In his Q&A with Caruso from Netflix, Fasulo commented that 4K streaming is expected to double or triple in the next few years, something all installers need to be prepared for. Fasulo also used the presentation to unveil the company’s new lines of High Resolution Audio (HRA) and a full line of home automation-ready TVs and new 4K projectors, including the first-ever short throw projector. Also on show at the event were new AV receivers and technologies for 4K content distribution. A reminder that the recent CEDIA White Paper on 4K is available for download at www.cediaeducation.com/resources/whitepapers
INCREDIBLE PICTURE QUALITY
A new breed of game-changing, high-tech laser projectors were a key trend at CEDIA EXPO. This innovative new technology being integrated into projectors promises to dramatically increase projector longevity, as well as deliver incredible picture quality and colour brightness. Nearly every projector company at the show featured a new model with some variation of a laser light source. This technology will be significant for CI in the months and years ahead.
HOME CINEMA AUDIO
Another key innovation at CEDIA this year was in home cinema audio.

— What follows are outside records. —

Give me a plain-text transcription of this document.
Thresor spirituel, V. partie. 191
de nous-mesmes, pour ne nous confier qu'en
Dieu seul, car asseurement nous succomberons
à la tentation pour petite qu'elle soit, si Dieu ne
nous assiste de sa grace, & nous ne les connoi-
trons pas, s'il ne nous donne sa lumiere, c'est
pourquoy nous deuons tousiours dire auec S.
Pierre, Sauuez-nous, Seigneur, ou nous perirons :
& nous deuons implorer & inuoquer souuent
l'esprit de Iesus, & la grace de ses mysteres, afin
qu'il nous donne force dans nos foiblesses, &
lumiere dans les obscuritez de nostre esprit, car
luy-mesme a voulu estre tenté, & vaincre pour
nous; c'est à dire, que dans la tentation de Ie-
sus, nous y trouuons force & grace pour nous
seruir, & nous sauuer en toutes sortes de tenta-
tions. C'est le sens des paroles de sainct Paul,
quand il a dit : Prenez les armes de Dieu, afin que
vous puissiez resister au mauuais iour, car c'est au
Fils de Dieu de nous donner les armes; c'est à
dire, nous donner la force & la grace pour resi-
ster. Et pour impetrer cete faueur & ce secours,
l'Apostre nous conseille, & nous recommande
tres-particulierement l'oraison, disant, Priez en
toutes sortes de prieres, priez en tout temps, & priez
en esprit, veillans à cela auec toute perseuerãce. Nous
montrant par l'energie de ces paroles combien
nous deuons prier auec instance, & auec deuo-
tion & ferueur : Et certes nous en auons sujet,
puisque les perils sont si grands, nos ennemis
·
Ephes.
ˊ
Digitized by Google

The development of Dolby Atmos for home cinema represents a major change for CI.
Dolby Atmos first debuted in the cinema in 2012 with the feature Brave. Since then, it’s been used in more than 150 cinema releases. Directors and sound mixers appreciate the format because it lets them precisely place and move sounds anywhere around the audience, even overhead.
There’s no need to replace a current Blu-ray player or change cables. And, in most cases, installers can continue to use current speakers. A traditional 5.1 system could be upgraded to Dolby Atmos by getting an AV receiver that supports the format and adding two Dolby Atmos enabled add-on speaker modules. These modules sit on top of or near your traditional front speakers and project sound up toward the ceiling, where it reflects down toward the listener. A Blu-ray Disc with Dolby Atmos format can support anything from a system with five speakers on the floor and two overhead to a system with 24 speakers on the floor and 10 overhead.